As far as the author is aware, no other language uses a 64-bit packed instruction format. For 64-bit platforms this is a natural choice but even on 32-bit platforms the width is justified; the decreased cache performance is mitigated by the fact that fewer instructions are needed to perform the same operation. In other words, the increase in instruction size and complexity of decoding more fields is more than offset by the decrease in instruction count.
Inspiration
Crafting Interpreters3 by Bob Nystrom was a great resource for writing the compiler, especially the Pratt parser. The book is a great introduction to writing interpreters. Had it been discovered sooner, some early implementations of Dust would have been both simpler in design and more ambitious in scope.
Writing a Compiler in Go4 by Thorsten Ball is filled with code examples and helps the reader make the turn from evaluating a syntax tree to thinking about how problems are solved on physical hardware and how that informs the design of a virtual machine.
The Implementation of Lua 5.02 by Roberto Ierusalimschy, Luiz Henrique de Figueiredo, and Waldemar Celes was a great resource for understanding register-based virtual machines and their instructions. This paper was recommended by Bob Nystrom in Crafting Interpreters.
A No-Frills Introduction to Lua 5.1 VM Instructions1 by Kein-Hong Man has a wealth of detailed information on how Lua uses terse instructions to create dense prototypes that execute quickly. This was essential in the design of Dust's instructions. Dust uses compile-time optimizations that are based on Lua optimizations covered in this paper.

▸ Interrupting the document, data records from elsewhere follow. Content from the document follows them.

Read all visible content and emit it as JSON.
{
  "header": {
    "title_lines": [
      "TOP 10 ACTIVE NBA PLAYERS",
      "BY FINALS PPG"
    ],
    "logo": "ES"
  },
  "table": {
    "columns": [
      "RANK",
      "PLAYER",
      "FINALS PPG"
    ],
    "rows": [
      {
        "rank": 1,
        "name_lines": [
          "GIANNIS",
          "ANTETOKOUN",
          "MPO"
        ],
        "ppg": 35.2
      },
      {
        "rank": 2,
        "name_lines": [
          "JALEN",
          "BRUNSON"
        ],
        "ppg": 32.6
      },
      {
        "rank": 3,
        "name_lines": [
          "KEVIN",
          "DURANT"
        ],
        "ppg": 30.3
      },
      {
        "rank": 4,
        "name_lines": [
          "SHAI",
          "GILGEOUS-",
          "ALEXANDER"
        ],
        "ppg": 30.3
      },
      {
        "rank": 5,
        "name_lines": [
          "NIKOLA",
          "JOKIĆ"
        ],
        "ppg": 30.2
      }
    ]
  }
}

"A Performance Survey on Stack-based and Register-based Virtual Machines"5 by Ruijie Fang and Siqi Liu was a useful analysis with informative results that also functions as a primer on getting stack-based and register-based virtual machines up and running. The included code examples show how to implement both types of VMs in C. Some of the benchmarks described in the paper inspired similar benchmarks used in this project to compare Dust to other languages and inform design decisions.
Contributing
This project's goal is to deliver a delightful new language by combining a thoughtful selection of features, novel design concepts and a high-quality implementation. In order to innovate, it is necessary to have both a deep understanding of the algorithms at work and a close familiarity with the code itself. That can only be gained by actually writing it. This project has found success in using LLM tools to write and maintain tests based on human-written examples. Beyond test generation and edit predictions, using LLM tools would hinder innovation. This is currently a solo project but any future contributors would be expected to respect that reasoning and make their edits personally. It is not a goal of the project to churn out lots of features right away. Good languages are built on a solid foundation and carefully maintained by the humans who know them best.
License
Dust is licensed under the GNU General Public License v3.0. See the LICENSE file for details.